The waiter arrived with a carafe of water and two glasses. Patrick didn’t look up.
‘It’s bad, isn’t it?’ he said. ‘That’s what that means.’
‘No, it’s not bad. And I’m no real expert when it comes to the genre. Opera in general, not just the outback explorer sub-genre. There are some good ideas there, but I don’t know. No hits. Maybe that’s what I’m saying. And maybe that’s not the way to think about opera. I’ve had too many conversations about music with the wrong people.’
He put his hand on his thigh. His phone was buzzing in his pocket. He pulled it out, looked at the number and said with a weary dismissiveness, ‘Of course it’s you.

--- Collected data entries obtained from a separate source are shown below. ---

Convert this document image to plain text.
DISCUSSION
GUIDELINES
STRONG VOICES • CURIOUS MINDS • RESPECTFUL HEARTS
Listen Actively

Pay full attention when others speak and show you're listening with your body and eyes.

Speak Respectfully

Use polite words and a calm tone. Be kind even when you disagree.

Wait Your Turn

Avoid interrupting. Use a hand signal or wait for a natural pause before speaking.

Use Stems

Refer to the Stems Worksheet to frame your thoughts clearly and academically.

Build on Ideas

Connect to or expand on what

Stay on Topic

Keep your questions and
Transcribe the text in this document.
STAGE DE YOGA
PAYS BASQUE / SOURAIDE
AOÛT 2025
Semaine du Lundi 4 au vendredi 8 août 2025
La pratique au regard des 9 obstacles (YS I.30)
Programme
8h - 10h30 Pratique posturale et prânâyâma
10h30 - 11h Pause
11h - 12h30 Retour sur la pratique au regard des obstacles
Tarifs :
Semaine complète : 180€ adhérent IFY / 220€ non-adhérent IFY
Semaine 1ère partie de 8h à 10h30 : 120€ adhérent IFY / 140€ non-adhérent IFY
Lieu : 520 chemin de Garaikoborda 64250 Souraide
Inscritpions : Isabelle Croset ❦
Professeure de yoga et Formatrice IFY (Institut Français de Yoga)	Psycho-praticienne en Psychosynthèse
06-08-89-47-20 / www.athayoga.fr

I’m going to have to take it.’ He flipped the phone open and held it to his head. ‘Miranda, what’s happening?’ His tone was breezy now, fake but convincingly so. ‘Well, if you don’t like it in orange we can try it in something else ... If it’s the shade that’s bothering you we can go more tangeriney ... Look, I’ll be back in the office soon and I’ll call you from there. This’ll be easy to sort out. Really.’ With Miranda duly placated for now, he finished the call and closed the phone. ‘Bloody clients. I thought it was going to be a real issue.’ He pushed the phone back into the pocket of his tight-fitting pants, and glared at the counter as if our meals were intolerably late. ‘So, no hits,’ he said. ‘And there were all those letters from people who didn’t want to help him.’